Correct Answer & Explanation

. Enhancing resistance to shear and bending forces within the screw itself.


Explanation

A larger core diameter (and thus a smaller thread depth) means the screw itself has a thicker shaft. This increases the screw's own strength and its resistance to bending and shear forces (C). However, a smaller thread depthreducesthe bone-screw interface area, which can compromise bone purchase (A) and the ability to generate strong interfragmentary compression (B). Reducing the risk of stripping (D) is often achieved by increasing thread depth and using correct technique, not reducing it. Self-tapping (E) is a tip feature, not related to core/outer diameter ratio itself in this context.

Question 9338

Topic: 2. Trauma

In a plate and screw construct for a mid-diaphyseal femoral fracture, which of the following is the most common cause of early screw loosening?

. Corrosion of the screw material.
. Infection at the plate-bone interface.
. Inadequate reduction of the fracture fragments.
. Cyclic loading exceeding the screw-bone interface strength.
. Biodegradation of the implant material.

Correct Answer & Explanation

. Cyclic loading exceeding the screw-bone interface strength.


Explanation

Early screw loosening is most frequently caused by mechanical failure due to cyclic loading at the bone-screw interface. If the fixation is not sufficiently stable or the bone quality is poor, repetitive physiological stresses (walking, weight-bearing) can cause the bone around the screw to resorb or microfracture, leading to loss of screw purchase and subsequent loosening. Corrosion (A) is rare with modern implants. Infection (B) can cause loosening but is less common than mechanical factors. Inadequate reduction (C) may lead to construct failure but not directly screw loosening itself, unless it leads to excessive stress on the screws. Biodegradation (E) is only relevant for bioabsorbable implants, which are not typical for mid-diaphyseal femoral fractures.

Question 9339

Topic: 2. Trauma

What is the primary benefit of counter-sinking a screw head, particularly in articular or subcutaneous locations?

. To increase the pull-out strength of the screw.
. To reduce the profile of the screw head, preventing soft tissue irritation.
. To enhance the interfragmentary compression across the fracture site.
. To facilitate easier screw removal in the future.
. To provide greater stability against torsional forces.

Correct Answer & Explanation

. To reduce the profile of the screw head, preventing soft tissue irritation.


Explanation

Counter-sinking involves creating a small recess in the bone so that the screw head sits flush with or slightly below the bone surface. Its primary purpose is to reduce the prominence of the screw head, thereby minimizing soft tissue irritation, impingement, and discomfort, especially in areas with thin soft tissue coverage or near joints. It does not directly increase pull-out strength (A), enhance compression (C), facilitate removal (D), or provide greater torsional stability (E).

Question 9340

Topic: 2. Trauma

If a fracture fixed with a lag screw fails to achieve union, what type of screw loosening is most likely to be observed initially?

. Stripping of the screw threads in the far cortex.
. Backing out (unwinding) of the screw from the bone.
. Fracture of the screw shaft at the near cortex.
. Corrosion of the screw material leading to aseptic loosening.
. Excessive compression leading to non-union.

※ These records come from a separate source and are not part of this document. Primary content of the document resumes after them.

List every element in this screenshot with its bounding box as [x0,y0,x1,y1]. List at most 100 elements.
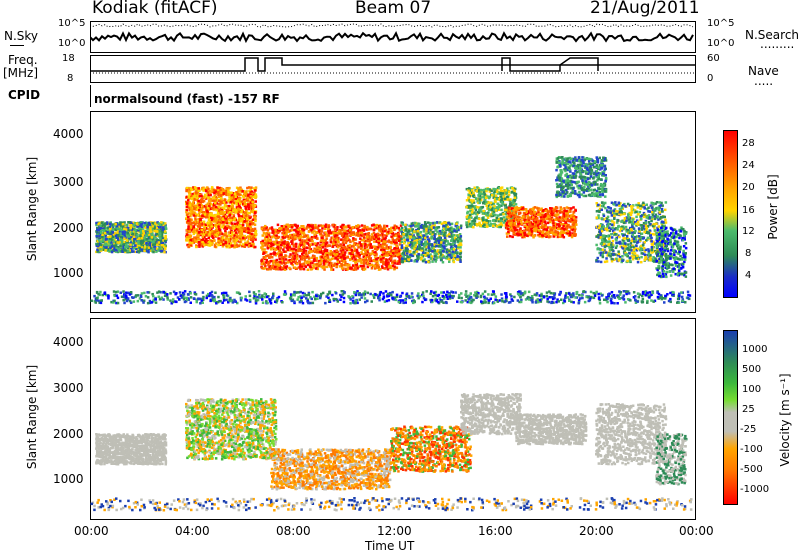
power-cell [97,228,100,232]
power-cell [318,260,321,263]
power-cell [95,223,99,226]
power-cell [396,251,399,254]
power-cell [398,237,401,240]
power-cell [238,240,241,243]
power-cell [425,225,428,228]
power-cell [304,265,307,268]
power-cell [200,228,204,232]
power-cell [383,267,386,270]
power-cell [210,186,214,189]
power-cell [150,249,153,252]
power-cell [343,229,346,233]
power-cell [418,245,422,249]
power-cell [294,250,298,253]
power-cell [102,229,106,233]
power-cell [264,242,268,245]
power-cell [295,242,298,246]
power-cell [156,239,159,243]
power-cell [235,231,238,234]
power-cell [288,246,292,249]
power-cell [337,252,341,256]
power-cell [278,229,281,232]
power-cell [149,246,152,250]
power-cell [444,221,448,224]
power-cell [186,235,189,239]
power-cell [419,230,423,234]
power-cell [96,233,99,236]
power-cell [383,224,386,228]
power-cell [358,253,361,257]
power-cell [129,235,133,238]
power-cell [247,235,250,238]
power-cell [147,221,151,225]
power-cell [264,244,267,247]
power-cell [300,258,304,261]
power-cell [403,238,406,242]
power-cell [294,248,297,252]
power-cell [331,268,335,271]
power-cell [360,252,364,255]
power-cell [303,249,306,253]
power-cell [413,239,416,243]
power-cell [402,257,406,261]
power-cell [249,193,253,197]
power-cell [349,226,352,230]
power-cell [342,256,345,259]
power-cell [230,229,233,233]
power-cell [218,222,221,225]
power-cell [187,199,190,202]
power-cell [347,251,351,255]
power-cell [270,259,273,263]
power-cell [333,252,336,256]
power-cell [311,261,314,265]
power-cell [455,230,458,233]
power-cell [232,214,236,217]
power-cell [164,237,167,240]
power-cell [346,267,350,270]
power-cell [343,257,346,260]
power-cell [420,258,423,261]
power-cell [360,264,363,268]
power-cell [447,242,450,246]
power-cell [221,192,225,195]
power-cell [236,207,240,210]
power-cell [202,195,205,199]
power-cell [404,249,408,252]
power-cell [114,244,117,247]
power-cell [241,217,245,221]
power-cell [372,231,376,235]
power-cell [219,210,223,214]
power-cell [102,248,105,251]
power-cell [294,223,297,227]
power-cell [138,246,142,250]
power-cell [291,236,294,239]
power-cell [145,241,148,245]
power-cell [354,258,357,261]
power-cell [433,235,436,238]
power-cell [198,231,201,234]
power-cell [437,232,441,235]
power-cell [251,203,255,207]
power-cell [214,242,218,245]
power-cell [289,229,292,232]
power-cell [207,221,210,224]
power-cell [332,225,336,228]
power-cell [456,234,459,237]
power-cell [139,234,142,237]
power-cell [203,215,207,218]
power-cell [276,241,279,244]
power-cell [394,249,397,252]
power-cell [357,251,360,255]
power-cell [252,195,255,199]
power-cell [334,234,337,237]
power-cell [275,239,278,242]
power-cell [186,213,189,216]
power-cell [140,244,143,248]
power-cell [193,197,197,201]
power-cell [239,225,242,228]
power-cell [377,236,380,239]
power-cell [123,250,126,254]
power-cell [241,224,245,227]
power-cell [350,232,353,235]
power-cell [235,211,238,214]
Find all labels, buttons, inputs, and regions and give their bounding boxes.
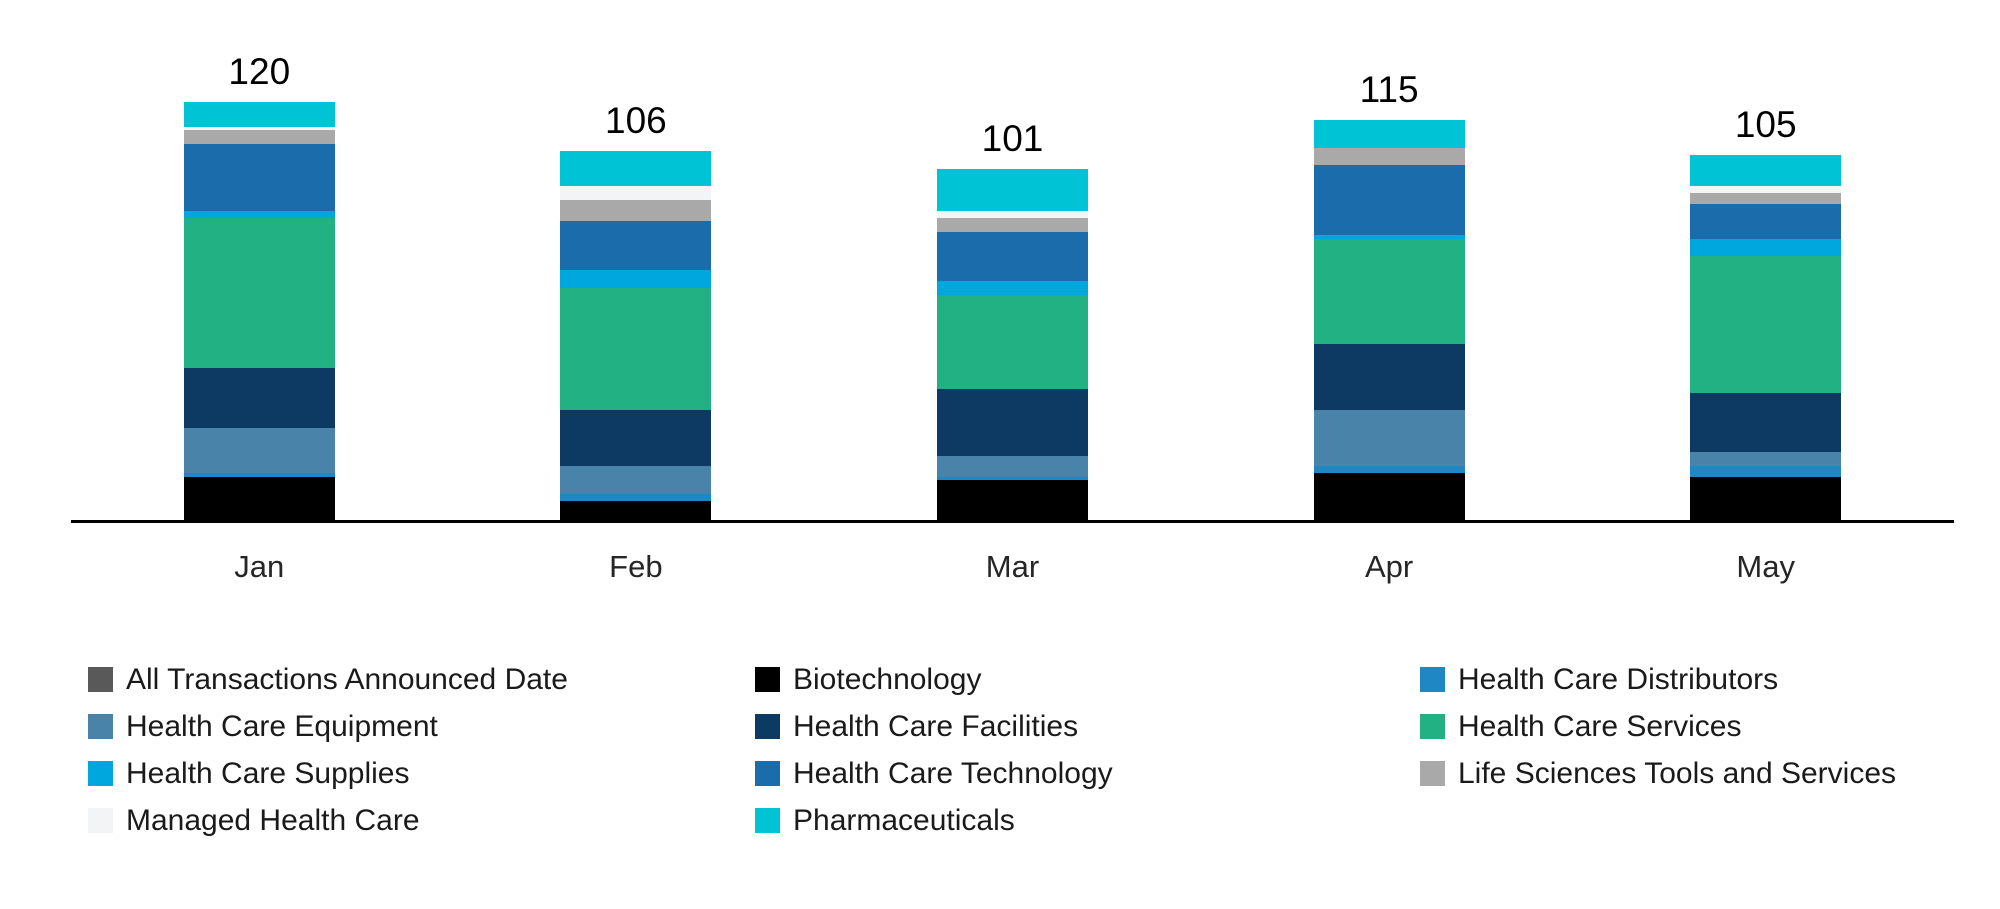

Correct Answer & Explanation

. Backing out (unwinding) of the screw from the bone.


Explanation

In the context of a non-union after lag screw fixation, the screws are subjected to repetitive micromotion and cyclic loading. This often leads to bone resorption around the threads, particularly in the near cortex (if not overdrilled properly, or if there's significant motion). As the bone around the threads resorbs, the screw loses purchase and can progressively unwind or 'back out' from the bone. Stripping (A) usually happens during insertion. Fracture of the screw shaft (C) is a later stage of failure after significant cyclic fatigue. Corrosion (D) is rare. Excessive compression (E) is not a direct mechanism for non-union itself, and if it leads to it, the screws would still fail mechanically first.